Note: 10 minutes from the original interview is not included (mainly introductory information. Entire interview available from the AMI website (podcasts).

With Ontario’s new Better Wages, Fair Workplaces Act (2017) aka Bill 148, sheltered workshops and other sub-minimum wage arrangements must come into compliance with the minimum wage requirements of this updated employment standards legislation.

In the past, wage discrimination against people with intellectual disabilities (such as people with Down syndrome and autism) was permitted through an archaic exemption.

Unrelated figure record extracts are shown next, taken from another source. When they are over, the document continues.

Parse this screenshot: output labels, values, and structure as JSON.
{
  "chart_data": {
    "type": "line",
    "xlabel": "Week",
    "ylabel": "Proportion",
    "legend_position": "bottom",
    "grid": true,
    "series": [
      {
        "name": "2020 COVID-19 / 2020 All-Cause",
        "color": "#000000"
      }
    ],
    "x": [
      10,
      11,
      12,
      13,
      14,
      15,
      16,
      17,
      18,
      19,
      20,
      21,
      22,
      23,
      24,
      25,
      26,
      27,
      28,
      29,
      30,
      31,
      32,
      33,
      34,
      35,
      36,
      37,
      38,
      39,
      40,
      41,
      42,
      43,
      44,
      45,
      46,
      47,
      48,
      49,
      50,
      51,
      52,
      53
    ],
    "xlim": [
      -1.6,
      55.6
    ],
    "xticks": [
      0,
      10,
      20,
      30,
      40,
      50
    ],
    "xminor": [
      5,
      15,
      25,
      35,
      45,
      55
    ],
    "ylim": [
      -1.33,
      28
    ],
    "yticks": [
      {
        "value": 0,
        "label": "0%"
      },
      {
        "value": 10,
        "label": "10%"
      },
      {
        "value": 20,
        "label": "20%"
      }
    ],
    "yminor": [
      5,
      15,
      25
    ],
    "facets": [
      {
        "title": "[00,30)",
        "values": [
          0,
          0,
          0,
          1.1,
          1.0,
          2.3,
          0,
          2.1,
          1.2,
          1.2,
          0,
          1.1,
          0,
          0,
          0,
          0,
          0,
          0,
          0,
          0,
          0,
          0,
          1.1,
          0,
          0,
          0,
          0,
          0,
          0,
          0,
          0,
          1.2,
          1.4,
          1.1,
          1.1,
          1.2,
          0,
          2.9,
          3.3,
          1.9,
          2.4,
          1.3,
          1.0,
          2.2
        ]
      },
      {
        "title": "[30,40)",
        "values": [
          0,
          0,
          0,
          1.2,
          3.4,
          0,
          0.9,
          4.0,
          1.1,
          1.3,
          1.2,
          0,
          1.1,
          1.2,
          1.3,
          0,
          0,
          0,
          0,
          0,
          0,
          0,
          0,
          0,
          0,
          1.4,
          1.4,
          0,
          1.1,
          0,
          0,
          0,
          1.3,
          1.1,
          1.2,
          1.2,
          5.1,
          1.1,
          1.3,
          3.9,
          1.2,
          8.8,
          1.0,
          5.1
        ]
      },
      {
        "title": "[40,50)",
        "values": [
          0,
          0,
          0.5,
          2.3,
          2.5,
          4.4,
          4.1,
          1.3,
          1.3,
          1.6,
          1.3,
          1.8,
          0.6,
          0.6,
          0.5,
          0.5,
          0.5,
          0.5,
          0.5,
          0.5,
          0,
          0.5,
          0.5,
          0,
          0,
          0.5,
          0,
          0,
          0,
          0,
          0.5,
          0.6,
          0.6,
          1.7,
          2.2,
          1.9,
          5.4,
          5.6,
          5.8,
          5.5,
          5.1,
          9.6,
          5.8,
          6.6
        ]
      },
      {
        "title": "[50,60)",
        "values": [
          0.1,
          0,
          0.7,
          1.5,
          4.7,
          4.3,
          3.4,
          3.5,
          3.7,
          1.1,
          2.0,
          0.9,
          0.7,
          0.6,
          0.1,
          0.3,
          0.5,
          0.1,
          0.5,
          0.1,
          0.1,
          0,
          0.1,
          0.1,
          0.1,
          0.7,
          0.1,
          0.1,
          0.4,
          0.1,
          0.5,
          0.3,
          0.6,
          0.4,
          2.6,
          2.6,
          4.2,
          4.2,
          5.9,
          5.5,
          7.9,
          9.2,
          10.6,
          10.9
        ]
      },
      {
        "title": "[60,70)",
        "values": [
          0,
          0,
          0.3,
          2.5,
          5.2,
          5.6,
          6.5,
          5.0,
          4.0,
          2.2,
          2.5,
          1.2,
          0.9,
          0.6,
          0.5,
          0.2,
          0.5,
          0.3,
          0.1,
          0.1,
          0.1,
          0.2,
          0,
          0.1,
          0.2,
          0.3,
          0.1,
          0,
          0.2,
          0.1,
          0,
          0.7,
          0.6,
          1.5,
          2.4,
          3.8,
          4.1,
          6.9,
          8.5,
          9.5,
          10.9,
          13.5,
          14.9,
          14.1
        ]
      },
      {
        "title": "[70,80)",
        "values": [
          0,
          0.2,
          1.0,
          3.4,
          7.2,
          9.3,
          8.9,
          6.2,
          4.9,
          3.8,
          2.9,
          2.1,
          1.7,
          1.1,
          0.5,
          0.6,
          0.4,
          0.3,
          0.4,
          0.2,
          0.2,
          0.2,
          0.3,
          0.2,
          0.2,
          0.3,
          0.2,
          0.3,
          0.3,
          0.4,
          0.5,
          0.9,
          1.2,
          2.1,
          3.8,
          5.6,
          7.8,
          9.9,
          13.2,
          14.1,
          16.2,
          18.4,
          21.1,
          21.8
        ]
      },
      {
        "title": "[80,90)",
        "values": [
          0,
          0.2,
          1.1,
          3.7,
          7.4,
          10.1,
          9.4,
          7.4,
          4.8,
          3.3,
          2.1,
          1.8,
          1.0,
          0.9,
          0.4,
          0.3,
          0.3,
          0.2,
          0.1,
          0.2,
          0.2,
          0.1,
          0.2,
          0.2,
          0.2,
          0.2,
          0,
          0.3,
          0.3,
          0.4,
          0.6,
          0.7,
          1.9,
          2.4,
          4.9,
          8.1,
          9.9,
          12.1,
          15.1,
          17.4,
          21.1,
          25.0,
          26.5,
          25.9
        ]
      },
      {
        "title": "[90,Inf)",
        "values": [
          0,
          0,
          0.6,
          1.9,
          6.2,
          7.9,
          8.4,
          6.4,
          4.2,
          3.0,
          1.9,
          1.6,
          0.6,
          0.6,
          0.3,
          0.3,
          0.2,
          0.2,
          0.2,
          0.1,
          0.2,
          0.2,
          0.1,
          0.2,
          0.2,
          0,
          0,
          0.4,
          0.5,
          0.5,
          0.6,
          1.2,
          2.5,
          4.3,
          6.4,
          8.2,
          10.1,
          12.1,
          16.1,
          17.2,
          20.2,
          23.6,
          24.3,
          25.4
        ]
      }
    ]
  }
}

Less than 10% of agencies delivering government-funded services (Developmental Services) are still involved with sub-minimum wage arrangements, and despite clear public announcements that sheltered workshops were ending back in 2015.

In the community of Renfrew, a group of family members has started a well-publicized campaign to remove people with intellectual disabilities from these employment standards.

Sadly, it is the government-funded agency (Community Living Renfrew County South) itself that is the “employer” of a handful of individuals being impacted by the minimum wage requirements, a situation that has caused tremendous confusion.

In this discussion on Accessible Media Inc (AMI) audio show “The Pulse” host Dave Brown takes on the issue with an in-depth discussion that covers both the moral and practical implications of minimum wage and people with disabilities.

LiveWorkPlay believes that people with intellectual disabilities must be fully included in all human rights legislation, and that the time, energy and resources going into keeping people out of the labour market through arrangements like those in Renfrew, should instead be focused on bringing them into the labour market, as LiveWorkPlay and hundreds of agencies across Ontario are already delivering.